Western Digital–Unisplendour. On February 23, exactly one week after Fairchild’s announcement, U.S. storage technology company Western Digital revealed that China state-owned Tsinghua Unisplendour had pulled out of a deal to acquire 15 percent of the company, a transaction valued at $3.78 billion. Western Digital’s shares fell 7% on news of the pullout, which is also expected to complicate WD’s subsequent bid to acquire flash memory company SanDisk. Unisplendour took advantage of an unusual provision in its investment agreement that provided either party with a 15-day window to walk away from the transaction if, after an initial review, CFIUS determined that it would conduct a formal investigation. The parties must have known that this escape hatch was likely to open; a high number of cases filed with CFIUS move from initial review to the investigation stage—52 out of 147 covered transactions in 2014, according to the latest CFIUS annual report.5 Most of those are cleared without restriction.
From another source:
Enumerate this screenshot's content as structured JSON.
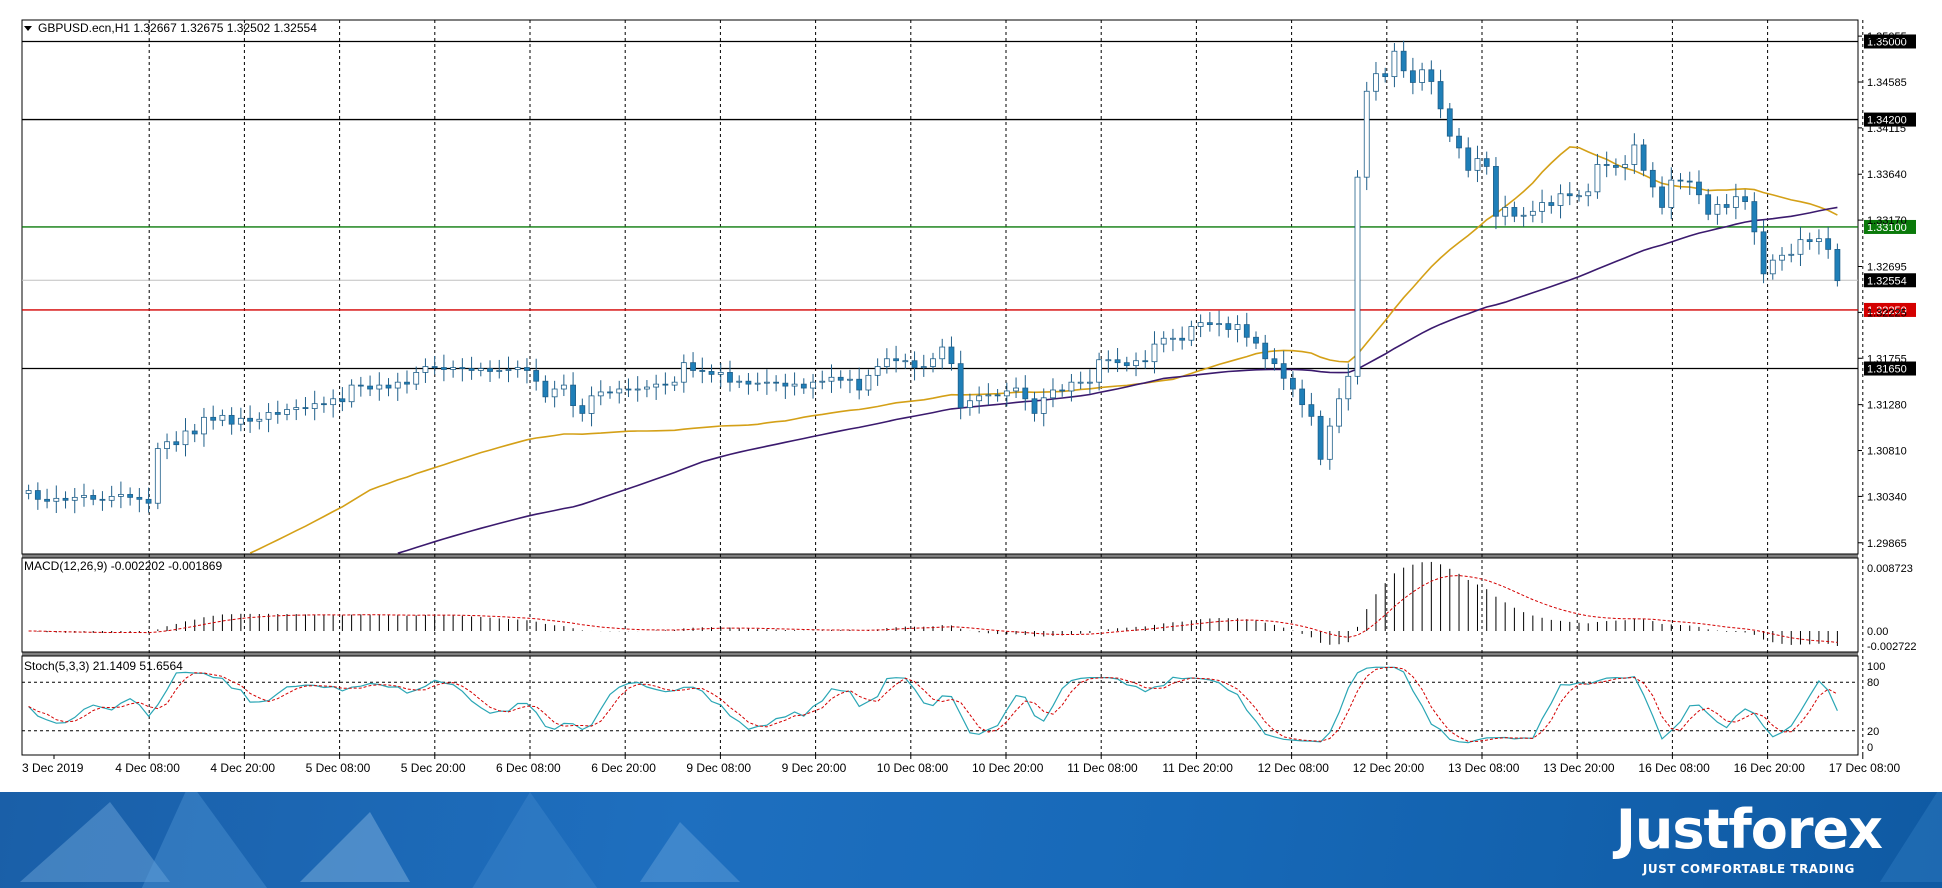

There is a strong indication that Unisplendour’s decision to terminate was based more on the unfavorable economics of the deal than on a concern that CFIUS would ultimately block or restrict the transaction. Unisplendour would have been obligated to pay a substantial premium over market for the WD shares, and the Wall Street Journal reported that the chairman of Unisplendour’s parent company believed that the investment would have been detrimental to both companies’ investors.6
The Next Big Thing
As has been widely reported, the parties to the ChemChina/Syngenta acquisition have elected to file for CFIUS review, given the business operations maintained by Syngenta in the United States. The review period could extend into the summer. No significant information has come to light suggesting that obtaining clearance will be problematic or controversial, but should the deal run aground 2016 would go on record as the toughest year to date for Chinese investment in the United States. And that could cause China’s simmering frustration with the CFIUS process to break into open criticism that the nonpublic review process is casting an unacceptable shadow of uncertainty on bilateral investment flows between the two nations.